The first sale part is where it gets more troubling. Effectively, the court wipes out first sale for digital goods, arguing that because (as above) each transfer is not really a “transfer” but a “copy,” first sale doesn’t apply. That is, first sale only applies to the initial “copy” “made under this title.” But, the court argues, because the sale involves making a new copy, it’s not covered by first sale.
In addition, the first sale doctrine does not protect ReDigi’s distribution of Capitol’s copyrighted works. This is because, as an unlawful reproduction, a digital music file sold on ReDigi is not “lawfully made under this title.” … Moreover, the statute protects only distribution by “the owner of a particular copy or phonorecord . . . of that copy or phonorecord.” Here, a ReDigi user owns the phonorecord that was created when she purchased and downloaded a song from iTunes to her hard disk. But to sell that song on ReDigi, she must produce a new phonorecord on the ReDigi server. Because it is therefore impossible for the user to sell her “particular” phonorecord on ReDigi, the first sale statute cannot provide a defense. Put another way, the first sale defense is limited to material items, like records, that the copyright owner put into the stream of commerce. Here, ReDigi is not distributing such material items; rather, it is distributing reproductions of the copyrighted code embedded in new material objects, namely, the ReDigi server in Arizona and its users’ hard drives. The first sale defense does not cover this any more than it covered the sale of cassette recordings of vinyl records in a bygone era.
That seems silly. Selling a legally purchased MP3 is absolutely nothing like selling a cassette recording of a vinyl record. When ReDigi points out that, under this interpretation, digital files have no first sale rights, the court hits back that this is not true. After all, it argues, you can still sell your hard drive with the original file on it. No, seriously. That’s the court’s response.

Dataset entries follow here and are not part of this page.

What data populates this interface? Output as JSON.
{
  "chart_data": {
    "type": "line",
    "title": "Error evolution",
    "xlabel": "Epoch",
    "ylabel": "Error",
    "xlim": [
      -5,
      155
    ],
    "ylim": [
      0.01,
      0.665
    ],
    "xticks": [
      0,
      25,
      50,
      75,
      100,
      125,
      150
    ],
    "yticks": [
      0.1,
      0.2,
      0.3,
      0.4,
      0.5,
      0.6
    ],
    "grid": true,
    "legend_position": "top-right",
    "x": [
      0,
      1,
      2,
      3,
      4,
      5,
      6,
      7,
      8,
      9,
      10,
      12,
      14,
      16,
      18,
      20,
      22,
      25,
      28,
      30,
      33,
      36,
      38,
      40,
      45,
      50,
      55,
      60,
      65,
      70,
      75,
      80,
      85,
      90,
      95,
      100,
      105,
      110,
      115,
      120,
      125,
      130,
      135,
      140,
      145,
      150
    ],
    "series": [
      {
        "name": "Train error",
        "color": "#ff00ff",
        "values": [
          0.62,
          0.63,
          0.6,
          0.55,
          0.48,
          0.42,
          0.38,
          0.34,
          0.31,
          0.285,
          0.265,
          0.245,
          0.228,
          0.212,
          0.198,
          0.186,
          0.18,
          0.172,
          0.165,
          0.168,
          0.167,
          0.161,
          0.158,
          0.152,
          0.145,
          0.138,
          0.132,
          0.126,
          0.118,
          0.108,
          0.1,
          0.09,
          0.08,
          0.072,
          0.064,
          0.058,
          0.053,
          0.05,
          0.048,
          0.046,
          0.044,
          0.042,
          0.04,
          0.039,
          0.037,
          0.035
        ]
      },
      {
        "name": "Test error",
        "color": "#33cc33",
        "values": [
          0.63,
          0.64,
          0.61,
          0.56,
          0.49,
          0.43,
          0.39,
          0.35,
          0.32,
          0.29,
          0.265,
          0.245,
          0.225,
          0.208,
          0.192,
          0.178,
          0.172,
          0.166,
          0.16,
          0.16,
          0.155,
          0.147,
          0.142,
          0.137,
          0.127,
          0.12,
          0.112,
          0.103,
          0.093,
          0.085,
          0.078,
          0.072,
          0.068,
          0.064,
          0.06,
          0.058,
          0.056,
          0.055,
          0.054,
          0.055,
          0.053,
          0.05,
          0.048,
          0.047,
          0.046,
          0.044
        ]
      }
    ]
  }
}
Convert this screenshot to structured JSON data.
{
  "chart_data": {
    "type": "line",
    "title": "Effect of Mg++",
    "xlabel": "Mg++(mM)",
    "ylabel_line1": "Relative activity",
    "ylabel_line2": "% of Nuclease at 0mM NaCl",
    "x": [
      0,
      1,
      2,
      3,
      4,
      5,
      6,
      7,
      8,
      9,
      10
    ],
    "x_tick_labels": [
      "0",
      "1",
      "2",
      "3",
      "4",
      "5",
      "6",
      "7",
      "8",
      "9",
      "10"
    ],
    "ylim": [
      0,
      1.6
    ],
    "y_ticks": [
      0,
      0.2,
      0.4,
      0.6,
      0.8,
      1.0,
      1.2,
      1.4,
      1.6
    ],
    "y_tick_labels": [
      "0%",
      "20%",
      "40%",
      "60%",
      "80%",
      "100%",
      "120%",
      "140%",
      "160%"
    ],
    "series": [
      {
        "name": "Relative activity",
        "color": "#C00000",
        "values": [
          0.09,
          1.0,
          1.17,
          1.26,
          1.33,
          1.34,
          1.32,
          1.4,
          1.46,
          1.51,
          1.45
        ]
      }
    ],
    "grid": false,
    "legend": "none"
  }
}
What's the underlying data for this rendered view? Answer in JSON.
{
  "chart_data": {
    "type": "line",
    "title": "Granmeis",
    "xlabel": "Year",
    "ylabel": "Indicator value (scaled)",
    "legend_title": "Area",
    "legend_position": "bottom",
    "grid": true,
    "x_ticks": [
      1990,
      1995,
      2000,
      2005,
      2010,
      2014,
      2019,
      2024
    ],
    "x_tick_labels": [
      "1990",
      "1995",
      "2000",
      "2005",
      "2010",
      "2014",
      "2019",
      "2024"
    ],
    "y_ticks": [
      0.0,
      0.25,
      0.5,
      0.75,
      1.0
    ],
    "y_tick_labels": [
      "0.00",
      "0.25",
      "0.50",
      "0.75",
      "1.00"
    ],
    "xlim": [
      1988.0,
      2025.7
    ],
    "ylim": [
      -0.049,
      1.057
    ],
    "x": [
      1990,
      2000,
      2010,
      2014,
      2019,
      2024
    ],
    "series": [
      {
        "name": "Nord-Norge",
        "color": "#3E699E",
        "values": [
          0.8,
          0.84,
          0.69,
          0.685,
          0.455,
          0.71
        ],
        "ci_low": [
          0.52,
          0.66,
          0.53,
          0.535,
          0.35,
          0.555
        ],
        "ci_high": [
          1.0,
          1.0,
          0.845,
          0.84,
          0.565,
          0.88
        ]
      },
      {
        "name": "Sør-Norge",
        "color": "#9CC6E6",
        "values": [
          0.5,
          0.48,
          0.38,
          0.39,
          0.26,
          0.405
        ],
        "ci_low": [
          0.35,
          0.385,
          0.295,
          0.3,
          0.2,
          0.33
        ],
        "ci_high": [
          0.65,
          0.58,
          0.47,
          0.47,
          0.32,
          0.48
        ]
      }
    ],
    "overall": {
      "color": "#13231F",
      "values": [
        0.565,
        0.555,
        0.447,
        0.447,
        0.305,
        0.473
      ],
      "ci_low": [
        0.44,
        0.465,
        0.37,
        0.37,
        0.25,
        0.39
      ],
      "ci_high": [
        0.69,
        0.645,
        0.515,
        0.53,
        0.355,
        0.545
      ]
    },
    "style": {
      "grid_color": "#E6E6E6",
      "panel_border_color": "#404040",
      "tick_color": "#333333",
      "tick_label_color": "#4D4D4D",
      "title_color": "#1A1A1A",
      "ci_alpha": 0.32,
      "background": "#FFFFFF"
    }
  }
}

Section 109(a) still protects a lawful owner’s sale of her “particular” phonorecord, be it a computer hard disk, iPod, or other memory device onto which the file was originally downloaded. While this limitation clearly presents obstacles to resale that are different from, and perhaps even more onerous than, those involved in the resale of CDs and cassettes, the limitation is hardly absurd – the first sale doctrine was enacted in a world where the ease and speed of data transfer could not have been imagined.
The court argues that if such an interpretation is ridiculous (though it argues it is not) then it’s up to Congress to fix it.
With that out of the way, the court says that ReDigi is guilty of direct infringement, contributory infringement (“the court finally concludes that ReDigi’s service is not capable of substantial noninfringing uses“), and vicarious infringement. Basically, a triple play and ReDigi is completely out of the inning. While I’m still not convinced about the fair use argument, the court basically killing off first sale for digital goods is a pretty big problem, and hopefully higher courts (or, dare we dream, Congress?) will fix such an obviously nutty ruling.